Entahlah, kalimat itu terputar sangat jelas dipikirannya. Wajah bahagia Jejen, sangatlah jelas di memori otaknya.

"Ngga seharusnya gue memiliki rasa suka buat Aldo. Maafin gue Jen, tapi kayaknya lo jadi saingan gue sekarang." Kiara tersenyum miris.

"Saingan apa hayoo?" Kak Cia tiba - tiba saja sudah duduk disamping Kiara.

Kiara berdecih, "Bikin jantungan aja lo kak."

"Hehe, biar tau dulu apa masalah yang lagi dipendam adik gue ini. Saingan apa Ra?" Kak Cie berubah mimik wajah dengan cepat, wajahnya tidak seperti beberapa detik yang lalu. Seperti lebih serius sekarang.

Kiara tersenyum, "Gue ngalamin apa yang lo alamin dahulu Kak."

Kak Cia tampak kebingungan, ia sedang memutar balik memori diotaknya saat ini. Mengingat - ingat kejadian masa lalu yang dialaminya. Kejadian masa lalu...

Kak Cia terkejut, ia menatap adiknya sedih.

"Lo yakin mau saingan sama sahabat lo sendiri Ra?" Kak Cia paham apa yang dialami Ara kecilnya.

Kiara tersenyum getir, "Bahkan gue ngga mau sebut Jejen sebagai saingan gue kak, tapi-"

"Bukannya dulu lo yang bilang?
Hanya satu orang lelaki, apa kamu tega harus kehilangan sahabat yang sudah mengenalmu?" Kak Cia mengulang kembali kalimat nasihat yang Kiara berikan untuknya dahulu.

Kiara menatap wajah Kak Cia. Sebulir air mata jatuh dipipinya. Tak lama air matanya menjadi deras.

Kak Cia memeluk Aranya, tidak bisa diduga adik satu - satunya itu sekarang sedang  merasakan apa yang dirasakannya beberapa bulan yang lalu.

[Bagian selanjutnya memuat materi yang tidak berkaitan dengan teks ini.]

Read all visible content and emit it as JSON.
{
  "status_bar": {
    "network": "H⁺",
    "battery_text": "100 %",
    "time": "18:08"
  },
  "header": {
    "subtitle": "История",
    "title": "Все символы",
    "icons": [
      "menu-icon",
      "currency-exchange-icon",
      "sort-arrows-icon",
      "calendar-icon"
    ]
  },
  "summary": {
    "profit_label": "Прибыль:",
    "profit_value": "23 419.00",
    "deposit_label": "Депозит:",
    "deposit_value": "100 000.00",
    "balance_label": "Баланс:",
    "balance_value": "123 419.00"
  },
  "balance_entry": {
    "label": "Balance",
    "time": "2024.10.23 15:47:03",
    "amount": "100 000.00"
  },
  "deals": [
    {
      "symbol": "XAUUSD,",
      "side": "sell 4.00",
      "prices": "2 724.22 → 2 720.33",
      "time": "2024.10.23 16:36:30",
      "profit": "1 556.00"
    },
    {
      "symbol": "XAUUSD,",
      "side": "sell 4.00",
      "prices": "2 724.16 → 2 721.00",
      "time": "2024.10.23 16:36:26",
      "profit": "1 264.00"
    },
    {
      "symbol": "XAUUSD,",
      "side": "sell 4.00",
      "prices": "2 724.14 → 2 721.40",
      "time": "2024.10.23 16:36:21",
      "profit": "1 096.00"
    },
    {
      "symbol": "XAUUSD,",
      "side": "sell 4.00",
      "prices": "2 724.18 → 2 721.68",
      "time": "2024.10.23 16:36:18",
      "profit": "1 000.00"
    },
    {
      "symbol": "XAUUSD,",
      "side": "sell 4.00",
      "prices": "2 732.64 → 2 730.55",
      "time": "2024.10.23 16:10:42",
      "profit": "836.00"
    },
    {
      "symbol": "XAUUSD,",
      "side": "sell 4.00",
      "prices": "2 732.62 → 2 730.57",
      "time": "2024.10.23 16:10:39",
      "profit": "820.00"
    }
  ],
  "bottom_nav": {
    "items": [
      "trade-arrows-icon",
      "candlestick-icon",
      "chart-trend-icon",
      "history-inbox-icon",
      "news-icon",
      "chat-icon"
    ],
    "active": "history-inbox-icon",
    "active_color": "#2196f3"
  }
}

"Nangis yang deras aja Ra, keluarin semua emosi lo. Gue ngerti apa yang lo rasain sekarang. Untuk sekarang mungkin lo memang gabisa relain seseorang yang lo suka buat Jejen. Tapi suatu saat lo bakalan sadar kok kalau cinta ngga harus diraih dengan persaingan. Percaya sama kakak, semuanya bakalan berakhir dengan indah.

Walaupun, harus diawali dengan rasa sakit yang sesak." Kak Cia tak sengaja meneteskan air mata juga.

Kiara melepas pelukan Kakaknya. Ia tersenyum, Kak Cia menepikan jari nya dipipi Kiara berusaha menghilangkan sisa air mata adiknya itu.

"Lo pasti bisa, Ra. Ohiya gue sampai lupa. Tadi gue kesini tuh mau bilang sama lo. Ada lelaki yang nungguin lo dibawah. Kayaknya karena adegan tadi, dia udah nunggu lama deh." Kak Cia tersenyum.

Kiara tersenyum lagi, "Lelaki? Yaudah aku kebawah dulu Kak."

Kak Cia menatap adiknya yang berlalu pergi, "Masalah lo bakalan selesai dengan cepat kok, Ara. Fighting."